Andre Harrison would like the change that narrative as he prepares to enter the Professional Fighters League tournament starting this Thursday as he looks to remain undefeated and roll through some of the best featherweight fighters in the world.
Undefeated through his first 17 fights, Harrison refutes the idea that he’s somehow not on the same level as fellow featherweights like Max Holloway or Patricio ‘Pitbull’ Freire, especially considering the resume he’s managed to put together.
“Truth be told, I’ve beat a lot of UFC guys and Bellator guys prior to the tournament,” Harrison told MMAWeekly. “If you look at my resume and the people that I fought again, I’ve beaten a couple of UFC vets. I’ve always looked at myself as a top tier fighter at 145 [pounds] no matter what organization. I’ve shown that I can go with anybody.
“[Steven] Siler was in the UFC, Desmond Green is in the UFC, Kurt Holobaugh is in the UFC, Cody Bollinger was on “The Ultimate Fighter” show so I’ve fought a lot of UFC guys.”
In his opening matchup this Thursday, Harrison will take on another UFC veteran in Jumabieke Tuerxun. With a win, Harrison hopes to set himself up as the No. 1 seed in the tournament but while this is a new matchup for him, there are several of his past opponents occupying spots in the tournament as well.
In other words, Harrison could be forced to fight in some rematches but that doesn’t seem to bother him much at all.
“It’s a fight. It doesn’t matter if it’s the first time I’m fighting you or the tenth time I’m fighting you,” Harrison said. “We’re going to treat it as if it’s the first and I’m going to prepare to the best of my ability. If I have to fight a person again, I’m going to try and beat them worse than the first time. If I haven’t faced them before, I’m going to let them understand what I’m about and what I bring to the table.”

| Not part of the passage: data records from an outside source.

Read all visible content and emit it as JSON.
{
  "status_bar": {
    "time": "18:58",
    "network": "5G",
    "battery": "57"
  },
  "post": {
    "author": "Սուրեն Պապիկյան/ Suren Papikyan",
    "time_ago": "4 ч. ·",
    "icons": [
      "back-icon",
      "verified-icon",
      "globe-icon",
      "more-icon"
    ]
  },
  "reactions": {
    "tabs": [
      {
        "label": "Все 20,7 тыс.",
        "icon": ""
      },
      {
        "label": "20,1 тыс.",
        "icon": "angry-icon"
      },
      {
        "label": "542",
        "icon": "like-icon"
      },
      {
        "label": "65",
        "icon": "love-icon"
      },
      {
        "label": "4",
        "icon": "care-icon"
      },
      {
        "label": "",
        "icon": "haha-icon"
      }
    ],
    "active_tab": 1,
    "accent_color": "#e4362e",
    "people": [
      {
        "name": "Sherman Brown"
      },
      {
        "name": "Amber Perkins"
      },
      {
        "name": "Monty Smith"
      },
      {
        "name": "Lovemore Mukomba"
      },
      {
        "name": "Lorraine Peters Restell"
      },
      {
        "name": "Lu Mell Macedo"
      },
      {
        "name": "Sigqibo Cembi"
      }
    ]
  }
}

Perhaps the best part about this tournament is that Harrison not only has a chance to establish his place among the best featherweights in the world but he also has the opportunity to take home $1 million in prize money.
Harrison see that as the gold at the end of the rainbow after he solidifies his spot in the featherweight division.
“That’s exactly what it is, life changing money,” Harrison said about the prize money. “I myself believe I’m the best featherweight in the world. I’ve fought a couple of the guys who are in the tournament already and I did well. I think I could have possibly done a little better in some of those fights but at the end of the day, I won and I didn’t even fight my best fight.
“I feel like I’m in a great position and I’ve just go to go out there and play my part.”